My experience has always been people dismissing it when I show them the worst case. "Well, yeah, but that's timeouts downstream and etc etc and so of course it's hitting worst case". They then never have an answer when I ask "How do you know that?" or, the times it has happened, "How do you explain it taking longer than the configured request timeout?"

In every case it has been useful and actionable.

benlivengood · on April 20, 2021

Generally I want 90th, 99th, and max on the same graph/plot. Otherwise there's less sense of the overall distribution.

90th percentile is the fast path. You notice overall effects of growth, load, regressions, etc. 99th percentile (or sometimes 99.9th) is often the actual SLA/SLO so it should be on the plot. Max, as you point out, is necessary to actually see the long tail.

The other thing that's important is to make sure the timeseries and plotting software isn't averaging the max value; it's easy to miss spikes of latency because someone thought the graphs looked nicer with avg(1 min) vs max(1 min) or a tsdb is automatically rewindowing/aggregating with the wrong function. To a lesser extent even percentile buckets can be deceiving if they're too big. 99th percentile with 5-min buckets can miss significant but brief (~3 second) degradations.

solipsism · on April 20, 2021

Max, as you point out, is necessary to actually see the long tail.

What a strange way to put it. No one wants to see the long tail. The long tail is the means, not the end.

To a lesser extent even percentile buckets can be deceiving if they're too big. 99th percentile with 5-min buckets can miss significant but brief (~3 second) degradations.

Now that's the actual reason to care about max. Otherwise you have values (and often negative user experiences) getting lost in the aggregation.

lacker · on April 20, 2021

One of the first things I do at any job is replace the 90th percentile with the maximum in all plots.

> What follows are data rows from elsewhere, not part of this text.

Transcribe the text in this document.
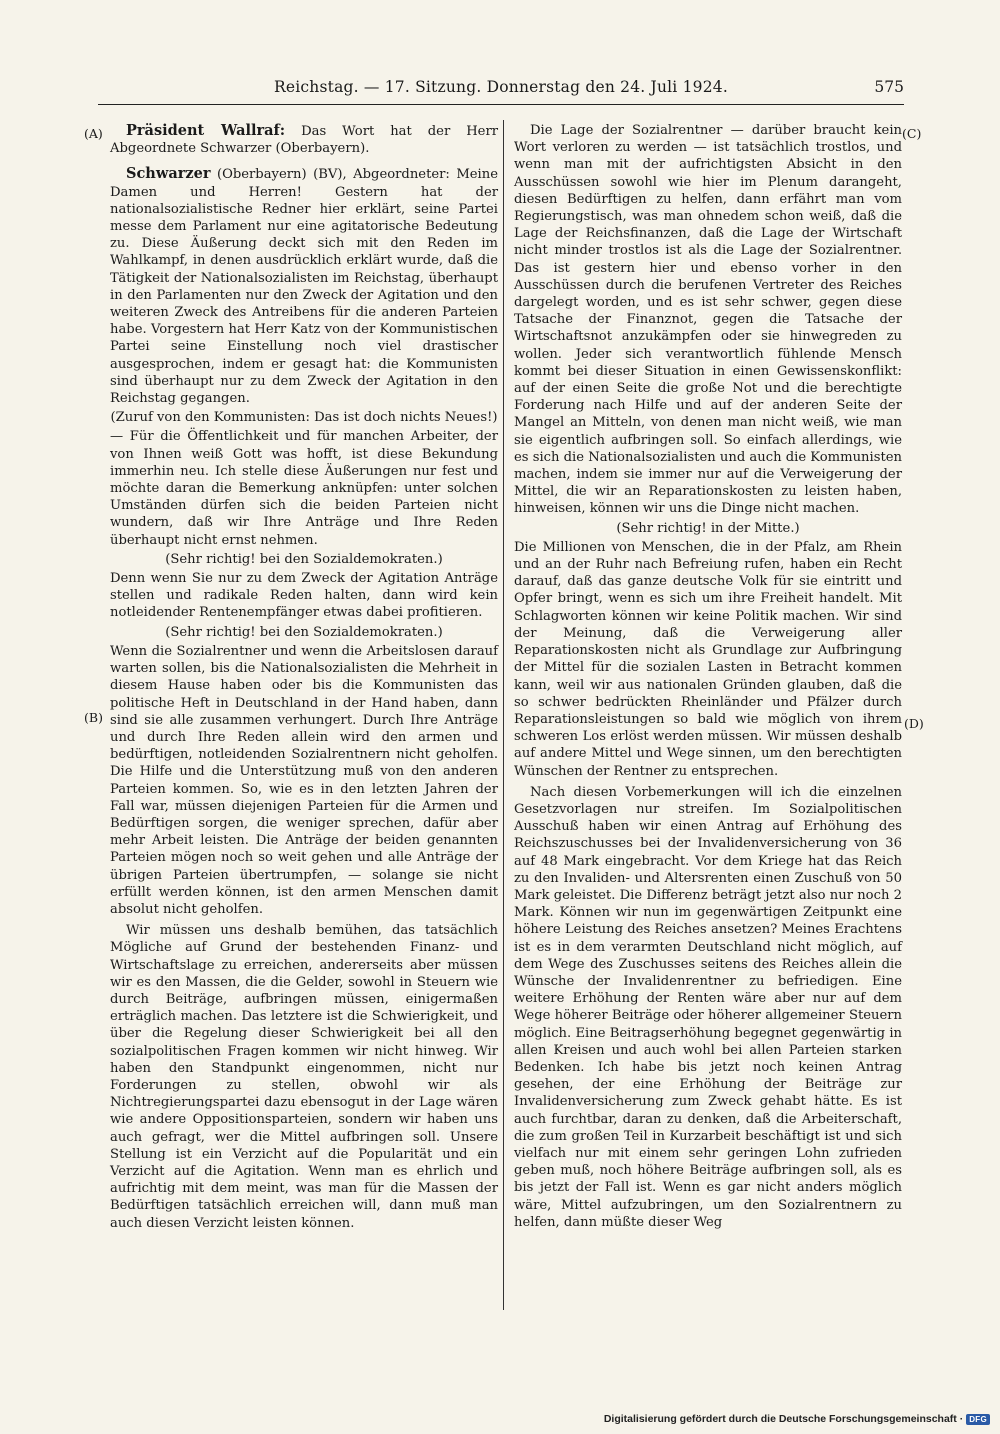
Reichstag. — 17. Sitzung. Donnerstag den 24. Juli 1924.	575
(A)
(B)
(C)
(D)

Präsident Wallraf: Das Wort hat der Herr Abgeordnete Schwarzer (Oberbayern).

Schwarzer (Oberbayern) (BV), Abgeordneter: Meine Damen und Herren! Gestern hat der nationalsozialistische Redner hier erklärt, seine Partei messe dem Parlament nur eine agitatorische Bedeutung zu. Diese Äußerung deckt sich mit den Reden im Wahlkampf, in denen ausdrücklich erklärt wurde, daß die Tätigkeit der Nationalsozialisten im Reichstag, überhaupt in den Parlamenten nur den Zweck der Agitation und den weiteren Zweck des Antreibens für die anderen Parteien habe. Vorgestern hat Herr Katz von der Kommunistischen Partei seine Einstellung noch viel drastischer ausgesprochen, indem er gesagt hat: die Kommunisten sind überhaupt nur zu dem Zweck der Agitation in den Reichstag gegangen.

(Zuruf von den Kommunisten: Das ist doch nichts Neues!)

— Für die Öffentlichkeit und für manchen Arbeiter, der von Ihnen weiß Gott was hofft, ist diese Bekundung immerhin neu. Ich stelle diese Äußerungen nur fest und möchte daran die Bemerkung anknüpfen: unter solchen Umständen dürfen sich die beiden Parteien nicht wundern, daß wir Ihre Anträge und Ihre Reden überhaupt nicht ernst nehmen.

(Sehr richtig! bei den Sozialdemokraten.)

Denn wenn Sie nur zu dem Zweck der Agitation Anträge stellen und radikale Reden halten, dann wird kein notleidender Rentenempfänger etwas dabei profitieren.

(Sehr richtig! bei den Sozialdemokraten.)

Wenn die Sozialrentner und wenn die Arbeitslosen darauf warten sollen, bis die Nationalsozialisten die Mehrheit in diesem Hause haben oder bis die Kommunisten das politische Heft in Deutschland in der Hand haben, dann sind sie alle zusammen verhungert. Durch Ihre Anträge und durch Ihre Reden allein wird den armen und bedürftigen, notleidenden Sozialrentnern nicht geholfen. Die Hilfe und die Unterstützung muß von den anderen Parteien kommen. So, wie es in den letzten Jahren der Fall war, müssen diejenigen Parteien für die Armen und Bedürftigen sorgen, die weniger sprechen, dafür aber mehr Arbeit leisten. Die Anträge der beiden genannten Parteien mögen noch so weit gehen und alle Anträge der übrigen Parteien übertrumpfen, — solange sie nicht erfüllt werden können, ist den armen Menschen damit absolut nicht geholfen.

Wir müssen uns deshalb bemühen, das tatsächlich Mögliche auf Grund der bestehenden Finanz- und Wirtschaftslage zu erreichen, andererseits aber müssen wir es den Massen, die die Gelder, sowohl in Steuern wie durch Beiträge, aufbringen müssen, einigermaßen erträglich machen. Das letztere ist die Schwierigkeit, und über die Regelung dieser Schwierigkeit bei all den sozialpolitischen Fragen kommen wir nicht hinweg. Wir haben den Standpunkt eingenommen, nicht nur Forderungen zu stellen, obwohl wir als Nichtregierungspartei dazu ebensogut in der Lage wären wie andere Oppositionsparteien, sondern wir haben uns auch gefragt, wer die Mittel aufbringen soll. Unsere Stellung ist ein Verzicht auf die Popularität und ein Verzicht auf die Agitation. Wenn man es ehrlich und aufrichtig mit dem meint, was man für die Massen der Bedürftigen tatsächlich erreichen will, dann muß man auch diesen Verzicht leisten können.

Die Lage der Sozialrentner — darüber braucht kein Wort verloren zu werden — ist tatsächlich trostlos, und wenn man mit der aufrichtigsten Absicht in den Ausschüssen sowohl wie hier im Plenum darangeht, diesen Bedürftigen zu helfen, dann erfährt man vom Regierungstisch, was man ohnedem schon weiß, daß die Lage der Reichsfinanzen, daß die Lage der Wirtschaft nicht minder trostlos ist als die Lage der Sozialrentner. Das ist gestern hier und ebenso vorher in den Ausschüssen durch die berufenen Vertreter des Reiches dargelegt worden, und es ist sehr schwer, gegen diese Tatsache der Finanznot, gegen die Tatsache der Wirtschaftsnot anzukämpfen oder sie hinwegreden zu wollen. Jeder sich verantwortlich fühlende Mensch kommt bei dieser Situation in einen Gewissenskonflikt: auf der einen Seite die große Not und die berechtigte Forderung nach Hilfe und auf der anderen Seite der Mangel an Mitteln, von denen man nicht weiß, wie man sie eigentlich aufbringen soll. So einfach allerdings, wie es sich die Nationalsozialisten und auch die Kommunisten machen, indem sie immer nur auf die Verweigerung der Mittel, die wir an Reparationskosten zu leisten haben, hinweisen, können wir uns die Dinge nicht machen.

(Sehr richtig! in der Mitte.)

Die Millionen von Menschen, die in der Pfalz, am Rhein und an der Ruhr nach Befreiung rufen, haben ein Recht darauf, daß das ganze deutsche Volk für sie eintritt und Opfer bringt, wenn es sich um ihre Freiheit handelt. Mit Schlagworten können wir keine Politik machen. Wir sind der Meinung, daß die Verweigerung aller Reparationskosten nicht als Grundlage zur Aufbringung der Mittel für die sozialen Lasten in Betracht kommen kann, weil wir aus nationalen Gründen glauben, daß die so schwer bedrückten Rheinländer und Pfälzer durch Reparationsleistungen so bald wie möglich von ihrem schweren Los erlöst werden müssen. Wir müssen deshalb auf andere Mittel und Wege sinnen, um den berechtigten Wünschen der Rentner zu entsprechen.

Nach diesen Vorbemerkungen will ich die einzelnen Gesetzvorlagen nur streifen. Im Sozialpolitischen Ausschuß haben wir einen Antrag auf Erhöhung des Reichszuschusses bei der Invalidenversicherung von 36 auf 48 Mark eingebracht. Vor dem Kriege hat das Reich zu den Invaliden- und Altersrenten einen Zuschuß von 50 Mark geleistet. Die Differenz beträgt jetzt also nur noch 2 Mark. Können wir nun im gegenwärtigen Zeitpunkt eine höhere Leistung des Reiches ansetzen? Meines Erachtens ist es in dem verarmten Deutschland nicht möglich, auf dem Wege des Zuschusses seitens des Reiches allein die Wünsche der Invalidenrentner zu befriedigen. Eine weitere Erhöhung der Renten wäre aber nur auf dem Wege höherer Beiträge oder höherer allgemeiner Steuern möglich. Eine Beitragserhöhung begegnet gegenwärtig in allen Kreisen und auch wohl bei allen Parteien starken Bedenken. Ich habe bis jetzt noch keinen Antrag gesehen, der eine Erhöhung der Beiträge zur Invalidenversicherung zum Zweck gehabt hätte. Es ist auch furchtbar, daran zu denken, daß die Arbeiterschaft, die zum großen Teil in Kurzarbeit beschäftigt ist und sich vielfach nur mit einem sehr geringen Lohn zufrieden geben muß, noch höhere Beiträge aufbringen soll, als es bis jetzt der Fall ist. Wenn es gar nicht anders möglich wäre, Mittel aufzubringen, um den Sozialrentnern zu helfen, dann müßte dieser Weg

Digitalisierung gefördert durch die Deutsche Forschungsgemeinschaft · DFG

Really? I find percentiles to be more informative. Looking at the maximum is like looking at an error log, it is basically throwing out all performance data except data from a tiny slice of time. A bad maximum shows you that a service failed at least once, but you oftenalready knew or expected that. A bad 90th percentile tells you that a lot of users are experiencing poor performance.

kqr · on April 21, 2021

With fat tailed distributions, like the ones our latencies tend to look like, the signal is in the tail. The central/common observations are just noise and tell you little to nothing about how the system performs.

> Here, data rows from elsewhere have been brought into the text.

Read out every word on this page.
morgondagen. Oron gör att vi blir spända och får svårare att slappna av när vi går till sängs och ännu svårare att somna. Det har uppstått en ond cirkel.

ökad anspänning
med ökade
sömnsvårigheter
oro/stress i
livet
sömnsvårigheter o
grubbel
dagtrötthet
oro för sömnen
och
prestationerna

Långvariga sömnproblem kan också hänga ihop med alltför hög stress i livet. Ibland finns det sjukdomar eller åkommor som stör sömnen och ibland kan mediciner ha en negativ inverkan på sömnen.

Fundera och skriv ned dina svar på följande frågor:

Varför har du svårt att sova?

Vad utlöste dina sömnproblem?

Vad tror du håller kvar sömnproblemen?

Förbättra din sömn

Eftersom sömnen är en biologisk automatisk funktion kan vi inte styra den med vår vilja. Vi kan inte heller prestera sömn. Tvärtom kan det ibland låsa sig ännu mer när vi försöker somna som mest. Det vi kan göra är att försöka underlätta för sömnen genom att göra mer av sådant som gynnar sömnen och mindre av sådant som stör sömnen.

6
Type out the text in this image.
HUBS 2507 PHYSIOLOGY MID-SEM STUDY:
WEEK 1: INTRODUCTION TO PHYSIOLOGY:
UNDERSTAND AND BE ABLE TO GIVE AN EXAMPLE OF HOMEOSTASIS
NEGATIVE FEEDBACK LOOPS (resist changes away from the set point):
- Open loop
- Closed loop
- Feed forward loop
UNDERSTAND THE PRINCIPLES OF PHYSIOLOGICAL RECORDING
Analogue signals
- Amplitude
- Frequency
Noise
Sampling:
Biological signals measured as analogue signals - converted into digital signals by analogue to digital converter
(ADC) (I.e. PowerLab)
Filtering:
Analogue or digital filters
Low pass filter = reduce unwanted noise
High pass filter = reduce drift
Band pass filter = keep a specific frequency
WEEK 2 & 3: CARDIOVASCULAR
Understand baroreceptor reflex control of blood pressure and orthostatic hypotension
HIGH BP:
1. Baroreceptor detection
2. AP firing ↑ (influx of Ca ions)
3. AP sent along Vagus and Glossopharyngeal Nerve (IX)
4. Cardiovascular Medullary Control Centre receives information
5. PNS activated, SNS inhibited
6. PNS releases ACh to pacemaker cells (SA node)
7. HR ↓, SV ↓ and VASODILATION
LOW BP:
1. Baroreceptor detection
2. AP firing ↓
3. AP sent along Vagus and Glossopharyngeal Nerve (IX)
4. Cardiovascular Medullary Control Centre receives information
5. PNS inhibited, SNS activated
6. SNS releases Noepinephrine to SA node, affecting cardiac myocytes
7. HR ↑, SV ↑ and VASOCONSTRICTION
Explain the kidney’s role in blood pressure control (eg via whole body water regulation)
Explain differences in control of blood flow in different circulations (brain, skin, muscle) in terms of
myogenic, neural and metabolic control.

That said, I do look at percentiles in addition to the max. But I find the 99th, 99.9th, and the max together tells me a lot more about the system performance than the uninformative stuff at the 90th and below.

loopz · on April 20, 2021

When you care about it, use max. For enterprise, use 95 perc and charge 5x.

viraptor · on April 20, 2021

min(max_time, const_reasonable_max) is also a good graph if your software supports it. It stops the outliers from polluting the view. After all, your user will leave/refresh after a few seconds, so only matters your response took longer than a minute - it's irrelevant it was 20minutes.

kqr · on April 20, 2021

Due to the systems in question themselves timing out relatively soon, this is what I in practise end up looking at anyway.

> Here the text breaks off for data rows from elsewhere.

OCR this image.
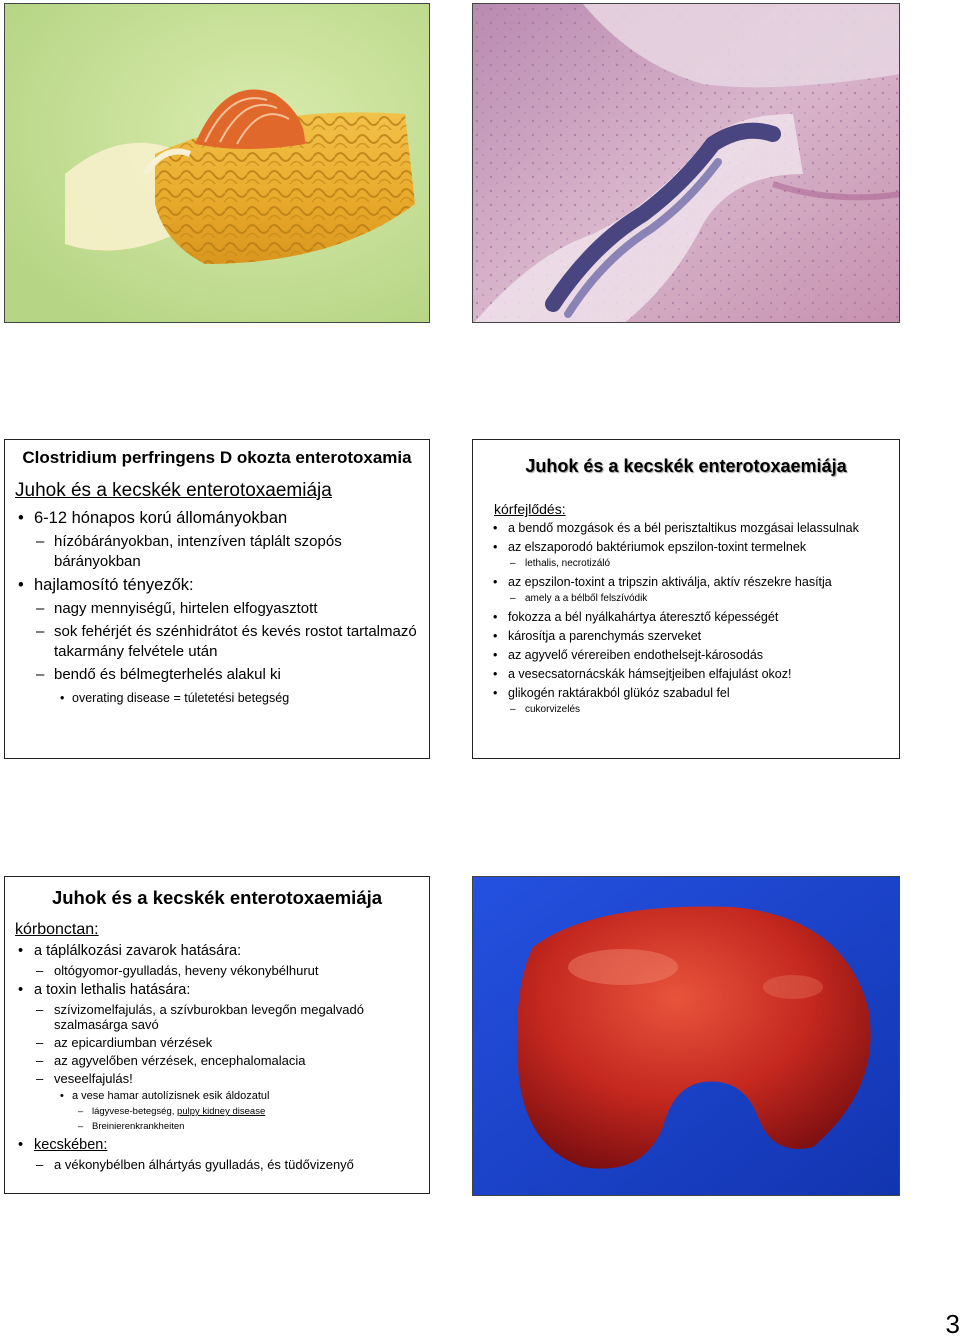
Clostridium perfringens D okozta enterotoxamia
Juhok és a kecskék enterotoxaemiája
• 6-12 hónapos korú állományokban
– hízóbárányokban, intenzíven táplált szopós bárányokban
• hajlamosító tényezők:
– nagy mennyiségű, hirtelen elfogyasztott
– sok fehérjét és szénhidrátot és kevés rostot tartalmazó takarmány felvétele után
– bendő és bélmegterhelés alakul ki
• overating disease = túletetési betegség
Juhok és a kecskék enterotoxaemiája
kórfejlődés:
• a bendő mozgások és a bél perisztaltikus mozgásai lelassulnak
• az elszaporodó baktériumok epszilon-toxint termelnek
– lethalis, necrotizáló
• az epszilon-toxint a tripszin aktiválja, aktív részekre hasítja
– amely a a bélből felszívódik
• fokozza a bél nyálkahártya áteresztő képességét
• károsítja a parenchymás szerveket
• az agyvelő vérereiben endothelsejt-károsodás
• a vesecsatornácskák hámsejtjeiben elfajulást okoz!
• glikogén raktárakból glükóz szabadul fel
– cukorvizelés
Juhok és a kecskék enterotoxaemiája
kórbonctan:
• a táplálkozási zavarok hatására:
– oltógyomor-gyulladás, heveny vékonybélhurut
• a toxin lethalis hatására:
– szívizomelfajulás, a szívburokban levegőn megalvadó szalmasárga savó
– az epicardiumban vérzések
– az agyvelőben vérzések, encephalomalacia
– veseelfajulás!
• a vese hamar autolízisnek esik áldozatul
– lágyvese-betegség, pulpy kidney disease
– Breinierenkrankheiten
• kecskében:
– a vékonybélben álhártyás gyulladás, és tüdővizenyő
3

It's a good point, even though it cuts both ways: given some assumptions about the tail behaviour of latencies, the 20 minute extreme event is a treasure trove for estimating the probabilities of smaller tail events.

_ezkx · on April 20, 2021

For most of the services I've looked this closely at, maximum would be a proxy for load. Or in the case of a benchmark suite you'd expect max to increase with the number of iterations. What do you find the maximum useful for?

kqr · on April 21, 2021

Aren't all performance numbers a proxy for load, almost by definition?

I tend to look at them per request, per user, per iteration, and so on, to control for that effect.